“Git ready to die! Git ready to die!” Vinegar bawled from house to house. “De ancestors will git you ef you don’t watch out!”
Under Hitch Diamond’s direction, all the negro settlements were being whitewashed. Under Vinegar Atts’s admonition the cabins were swept out, the yards were cleaned, the cabins were aired, and every scrap of paper and every particle of trash was gathered up and burned. These were not original ideas with the negroes. They had been taught this in the fever epidemic, when a government health officer had had charge of the sanitary work of the village.
The village began to fill up with strange darkies who had come in from the plantations and the swamp.
“Whut you coons doin’ here?” Vinegar Atts demanded of a bunch of them.
“Us come in whar de dorctors kin git to us easy,” one of them answered nervously. “Word wus sont dat all de niggers is about to die!”

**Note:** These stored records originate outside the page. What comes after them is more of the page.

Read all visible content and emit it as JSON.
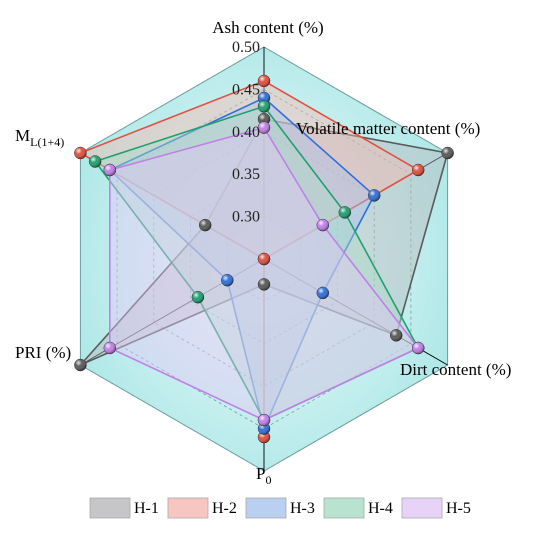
{
  "chart_data": {
    "type": "radar",
    "title": "",
    "axes": [
      {
        "key": "ash",
        "label": "Ash content (%)",
        "label_sub": ""
      },
      {
        "key": "volatile",
        "label": "Volatile matter content (%)",
        "label_sub": ""
      },
      {
        "key": "dirt",
        "label": "Dirt content (%)",
        "label_sub": ""
      },
      {
        "key": "p0",
        "label": "P",
        "label_sub": "0"
      },
      {
        "key": "pri",
        "label": "PRI (%)",
        "label_sub": ""
      },
      {
        "key": "ml",
        "label": "M",
        "label_sub": "L(1+4)"
      }
    ],
    "scale_ticks": [
      "0.30",
      "0.35",
      "0.40",
      "0.45",
      "0.50"
    ],
    "series": [
      {
        "name": "H-1",
        "color": "#5a5a5a",
        "fill": "#b8b8bc",
        "values": [
          0.415,
          0.5,
          0.43,
          0.28,
          0.5,
          0.33
        ]
      },
      {
        "name": "H-2",
        "color": "#e05040",
        "fill": "#f6b8b0",
        "values": [
          0.46,
          0.46,
          0.25,
          0.46,
          0.25,
          0.5
        ]
      },
      {
        "name": "H-3",
        "color": "#3070d8",
        "fill": "#a8c4ee",
        "values": [
          0.44,
          0.4,
          0.33,
          0.45,
          0.3,
          0.46
        ]
      },
      {
        "name": "H-4",
        "color": "#20a070",
        "fill": "#a8dcc6",
        "values": [
          0.43,
          0.36,
          0.46,
          0.44,
          0.34,
          0.48
        ]
      },
      {
        "name": "H-5",
        "color": "#c080e8",
        "fill": "#e2c8f6",
        "values": [
          0.405,
          0.33,
          0.46,
          0.44,
          0.46,
          0.46
        ]
      }
    ],
    "legend_position": "bottom",
    "grid": true,
    "background_color": "#bfeeee"
  }
}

“Dat’s right!” Vinegar bellowed. “But whut sort of sight will you coons be when you is dead—mud all over yo’ britches an’ no socks on? Git busy and clean up! Go down to de bayou an’ take a wash—buy you a clean shu’t an’ some socks—git ready to die!”
Skeeter Butts sat alone in the Hen-Scratch saloon. He was the only idler in Tickfall, a compulsory idler, for the reform had put him out of business. The sound of the fiddle and the banjo was heard no more. Laughter and shouting had ceased. Not a negro entered his barroom, and most of his regular customers passed on the other side of the street. Skeeter sat in front of his saloon all day in mournful and fearful loneliness.
Then, just at dark, he had the surprise of his life.
Three men came up the street and stopped, talked for a moment in low tones, then entered the saloon on tiptoe and came to where Skeeter was sitting behind the bar.
“Us is a cormittee to wait on you, Skeeter,” Vinegar Atts said in funereal tones.